The fate of Listeria monocytogenes, Salmonella typhimurium, or Escherichia coli O157:H7 were separately monitored both in and on soudjouk. Fermentation and drying alone reduced numbers of L. monocytogenes by 0.07 and 0.74 log₁₀ CFU/g for sausages fermented to pH 5.3 and 4.8, respectively, whereas numbers of S. typhimurium and E. coli O157:H7 were reduced by 1.52 and 3.51 log₁₀ CFU/g and 0.03 and 1.11 log₁₀ CFU/g, respectively. When sausages fermented to pH 5.3 or 4.8 were stored at 4, 10, or 21 °C, numbers of L. monocytogenes, S. typhimurium, and E. coli O157:H7 decreased by an additional 0.08–1.80, 0.88–3.74, and 0.68–3.17 log₁₀ CFU/g, respectively, within 30 days.
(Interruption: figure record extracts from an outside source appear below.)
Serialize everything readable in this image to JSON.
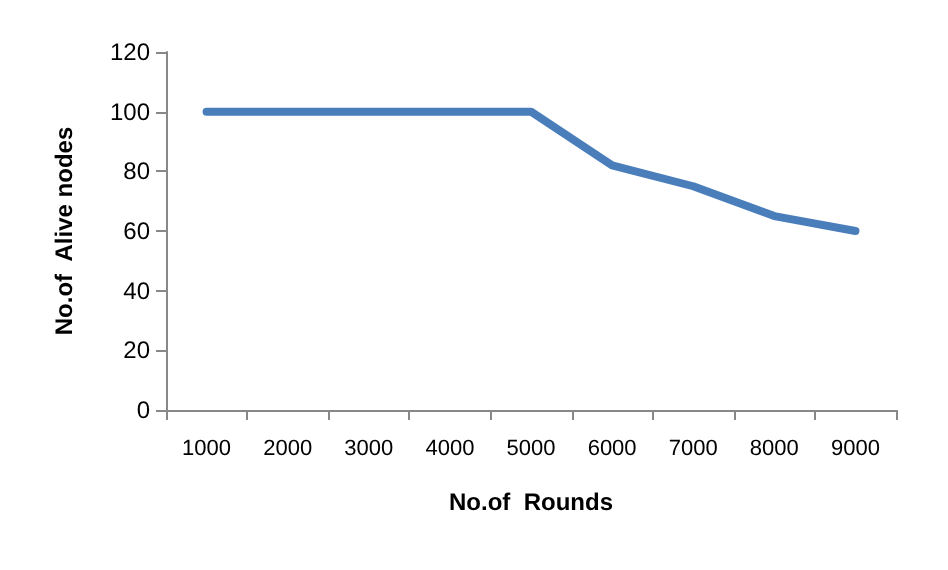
{
  "chart_data": {
    "type": "line",
    "xlabel": "No.of  Rounds",
    "ylabel": "No.of  Alive nodes",
    "categories": [
      "1000",
      "2000",
      "3000",
      "4000",
      "5000",
      "6000",
      "7000",
      "8000",
      "9000"
    ],
    "series": [
      {
        "color": "#4a7ebb",
        "values": [
          100,
          100,
          100,
          100,
          100,
          82,
          75,
          65,
          60
        ]
      }
    ],
    "ylim": [
      0,
      120
    ],
    "yticks": [
      0,
      20,
      40,
      60,
      80,
      100,
      120
    ],
    "marker": "none",
    "line_style": "solid"
  }
}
Storage for 90 days of commercially manufactured soudjouk that was sliced and then surface inoculated with L. monocytogenes, S. typhimurium, and E. coli O157:H7 generated average D-values of ca. 10.1, 7.6, and 5.9 days at 4 °C; 6.4, 4.3, and 2.9 days at 10 °C; 1.4, 0.9, and 1.6 days at 21 °C; and 0.9, 1.4, and 0.25 days at 30 °C. Overall, fermentation to pH 4.8 and storage at 21 °C was the most effective treatment for reducing numbers of L. monocytogenes (2.54 log₁₀ CFU/g reduction), S. typhimurium (5.23 log₁₀ CFU/g reduction), and E. coli O157:H7 (3.48 log₁₀ CFU/g reduction). In summary, soudjouk-style sausage does not provide a favorable environment for outgrowth/survival of these three pathogens.